The operator shrugged. He toggled the camera a bit more. Zoomed it to the end of the canal, where the picture grew shadowy.

‘Like that,’ said Caffery. ‘I mean, what’s that?’

‘Dunno.’ The operator put his hand over the screen to shade it and peered at the spectral images. ‘OK,’ he said grudgingly. ‘That looks like something.’

‘What is it?’

‘A . . . I’m not sure. A hull? Of a barge maybe? Christ – look at the way that’s peeled apart. That’ll be where your explosion was.’

‘Can you get inside it?’

He stood. Eyes on the monitor, he dragged the cable spools a few yards along the edge of the shaft. He sat for a moment, his hand on the reel, his eyes locked on the LCD screen. Eventually he spoke. ‘I think . . . Yes. I’ve got something.’

He turned the screen to the men. Caffery and the Bronze commander leaned in to look, hardly breathing. The screen was unintelligible to Caffery: all he could make out was the torn metal of the barge’s hull.

The operator zoomed in. ‘There.’ He pointed at something in the muck and the grime at the bottom of the picture that was moving slightly. ‘That’s something. See it?’

Caffery strained his eyes. It looked like tarry bubbles wallowing in the canal. There was a flash, the spotlight reflecting off the canal water as whatever it was moved again. Then something in the shape became white for a moment. Darkened. Went white again. It took Caffery a moment to realize what he was looking at. A pair of eyes. Blinking. Those eyes blew straight through him like a hurricane. ‘Shit.’

It’s her.’ Wellard clipped the karabiner at his waist to the Petzl descender unit, shuffled backwards to the hole and leaned backwards over the lip, testing the rope, his face hard and concentrated. ‘It’s fucking her and I am going to fucking kill her for this.’

‘Hey. What the hell do you think you’re doing?’ The Bronze commander stepped forward. ‘You’re not going down there yet.’

‘The gas test is clean.

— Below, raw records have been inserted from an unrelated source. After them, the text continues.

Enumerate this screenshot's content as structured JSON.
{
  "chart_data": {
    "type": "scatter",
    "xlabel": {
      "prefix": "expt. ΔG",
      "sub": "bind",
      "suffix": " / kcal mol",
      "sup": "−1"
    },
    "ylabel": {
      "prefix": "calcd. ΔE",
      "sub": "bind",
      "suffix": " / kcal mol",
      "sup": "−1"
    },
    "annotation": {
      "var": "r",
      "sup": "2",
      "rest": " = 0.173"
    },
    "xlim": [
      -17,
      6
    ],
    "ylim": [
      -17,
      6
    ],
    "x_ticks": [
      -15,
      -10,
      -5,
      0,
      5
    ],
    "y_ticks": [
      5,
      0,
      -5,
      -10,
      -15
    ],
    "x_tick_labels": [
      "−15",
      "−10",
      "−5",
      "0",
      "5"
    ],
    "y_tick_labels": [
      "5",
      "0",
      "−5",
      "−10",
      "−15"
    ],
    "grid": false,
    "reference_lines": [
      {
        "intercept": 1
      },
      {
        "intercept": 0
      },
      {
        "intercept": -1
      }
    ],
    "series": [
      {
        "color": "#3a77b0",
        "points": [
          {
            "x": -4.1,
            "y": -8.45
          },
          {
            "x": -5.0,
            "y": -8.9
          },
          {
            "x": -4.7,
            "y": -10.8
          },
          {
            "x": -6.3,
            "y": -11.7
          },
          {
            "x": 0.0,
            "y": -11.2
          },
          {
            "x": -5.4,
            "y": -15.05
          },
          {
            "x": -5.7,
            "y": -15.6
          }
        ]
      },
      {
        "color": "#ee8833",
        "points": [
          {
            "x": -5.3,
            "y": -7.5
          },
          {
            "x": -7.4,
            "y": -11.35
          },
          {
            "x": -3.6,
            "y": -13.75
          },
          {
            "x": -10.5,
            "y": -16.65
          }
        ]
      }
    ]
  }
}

Whatever exploded it’s not there now. And I’m going down.’

‘But our target is down there.’

‘That’s OK.’ He patted the pockets of his body armour. ‘We’ve got tasers.’

‘And this is my operation and I’m telling you you’re not going down. We’ve got to find out what’s making that noise. That’s an order.’

Wellard locked his jaw, gave the commander a solid eye. But he took a few steps forward away from the lip of the hole, and stood in silence, unconsciously clenching and unclenching the descender handle.

‘Find the noise,’ the commander told the camera operator. ‘Find what’s making that godforsaken noise. It’s not her.’

‘Yup.’ The operator’s face was clenched. ‘I’m doing my best. I’m just having a . . . Christ!’ He leaned into the screen. ‘Christ, yes, I think this is it – this is what you wanted.’

Everyone gathered round. They were looking at something inhuman. Something tarred and burned and bloodied. Now they understood why they hadn’t seen anything in the water of the canal. Prody wasn’t anywhere on the ground. He’d been lifted by the explosion and skewered by a shard of metal high on the canal wall. Like a crucifixion. As the camera came towards him he didn’t move. All he could do was stare into the lens and gulp air, his eyes bulging.

‘Holy shit,’ the Bronze commander whispered, awestruck. ‘Holy shit. He is fucked, so fucked.’

Caffery stared at the screen, his heart pounding. He couldn’t imagine how Prody could have been so clever. He’d tricked them over and over. He’d tricked them into focusing all their efforts on this tunnel, when the girls, with hours or minutes left, were somewhere else entirely. And the ultimate trick, the ultimate finger in the force’s face, would be if he died now. Without telling the police anything.

He straightened. Turned to Wellard. ‘Get that team down now,’ he muttered. ‘And I mean now.’